The rest of it was window dressing. The US, she said, had stood in solidarity with India over 26/11 just as India had stood in solidarity with America over 9/11.

Having thus twinned two tragedies separated by time, distance, perpetrator and motivation, she said India and the US, common victims of the scourge of nihilistic extremism of the kind that had manifested itself most lately in Jakarta yesterday, would join forces in a battle to end it. [Earlier, in a brief prepared statement, she spoke of having spent time with the staff of the Taj and the Oberoi, the two hotels hit hardest on 26/11, and of her sympathy for those who had laid down their lives during that terror attack].

'US has made some mistakes'

Last updated on: July 18, 2009 
Hillary Clinton addresses the media

To a supplementary question on climate change, Clinton responded on lines foreshadowed in her speeches and interactions of the last couple of weeks, as she had laid the spadework for this trip. It was fair to say, Clinton acknowledged, that the developed nations included the US had made mistakes, and that those mistakes had led to the disastrous position of today.

"I can only hope and suggest that India should learn from those mistakes," she said. As a country, she argued, India had shown remarkable ability to leapfrog technological time - as witness the 500 million cell phone user base or the rapidly growing internet penetration. She hoped, therefore, that India will similarly jump ahead of the rest in technologies to reduce carbon emissions, even as it went flat out on the path of economic progress aimed at alleviating poverty.

"There is no inherent contradiction between poverty eradication and moving towards a carbon emission-free regime," Clinton said.

Asked if she expected to be able to sign an End Use Agreement, as sought by American companies keen to engage in nuclear commerce with India, Clinton evaded a direct answer, but even her circumlocution carried hints that two days down the line, when she concludes her visit, her side hopes to be in a position to make some major announcements.

"We are working on several agreements of far-reaching importance," she said, refusing however to get into specifics. "We are optimistic that everything will be worked out in time, before the end of my visit here."

Shortest response to the toughest question

Last updated on: July 18, 2009 
Clinton with Chairman of Tata Group Ratan Tata

Arguably the most ticklish question of a very brief -- 10 minutes -- media interaction elicited the shortest response. It was pointed out to her that Reliance was selling oil to Iran. She had just come from a meeting with business heads, in which Mukesh Ambani and Anil Ambani were among those present. Given the US opposition to Iran and its desire to apply pressure on Teheran to end its presumed nuclear ambitions, would the US use its muscle to get Indian business to back off?

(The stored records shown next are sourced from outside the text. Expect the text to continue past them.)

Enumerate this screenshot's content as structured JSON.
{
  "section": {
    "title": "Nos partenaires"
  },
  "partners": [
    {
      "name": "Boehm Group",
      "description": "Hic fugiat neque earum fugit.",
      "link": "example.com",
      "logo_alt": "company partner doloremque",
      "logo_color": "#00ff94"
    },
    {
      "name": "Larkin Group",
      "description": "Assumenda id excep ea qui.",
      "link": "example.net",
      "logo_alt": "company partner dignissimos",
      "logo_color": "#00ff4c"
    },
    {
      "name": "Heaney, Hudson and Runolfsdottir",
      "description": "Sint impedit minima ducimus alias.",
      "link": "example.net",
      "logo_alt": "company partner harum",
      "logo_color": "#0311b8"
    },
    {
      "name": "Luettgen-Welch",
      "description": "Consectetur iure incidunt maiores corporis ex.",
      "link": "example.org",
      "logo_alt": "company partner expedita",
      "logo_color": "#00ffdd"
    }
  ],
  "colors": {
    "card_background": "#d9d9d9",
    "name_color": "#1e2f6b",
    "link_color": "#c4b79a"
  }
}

"The subject did not come up," Clinton said. "It may later."

The press conference in its entirety had about it the air of haste, of a duty call rather than a planned opportunity to discuss issues of substance. There was confusion about the venue - thus, the media was asked to report to the Cyrstal Room, where it cooled its collective heels for over an hour and a half, and where a Secret Service operative meticulously lifted up each chair and examined its undersides, before being shepherded poolside where it then cooled its heels for another hour and a half.

In her prepared remarks, Clinton spoke of her projected meetings: with the scientific community on a whole range of initiatives including the stepping up of agricultural production; micro nutrition for India's starving children; scientific and space cooperation et cetera; with Prime Minister Dr Manmohan Singh, External Affairs Minister SM Krishna and others in New Delhi when, she said, she hoped to go over bilateral and multilateral issues ranging from non-proliferation [she did not elaborate whether this meant a push for the signing of the CTBT] to educational, scientific and defense cooperation, to the strengthening of economic bonds, to the joint battle against terrorism and a whole host of others.

"I fully expect to have wide-ranging, far-reaching discussions over the next two days," she said.

Perhaps she will have more to say at the press conference following that -- she could, in any case, hardly say less than she did today.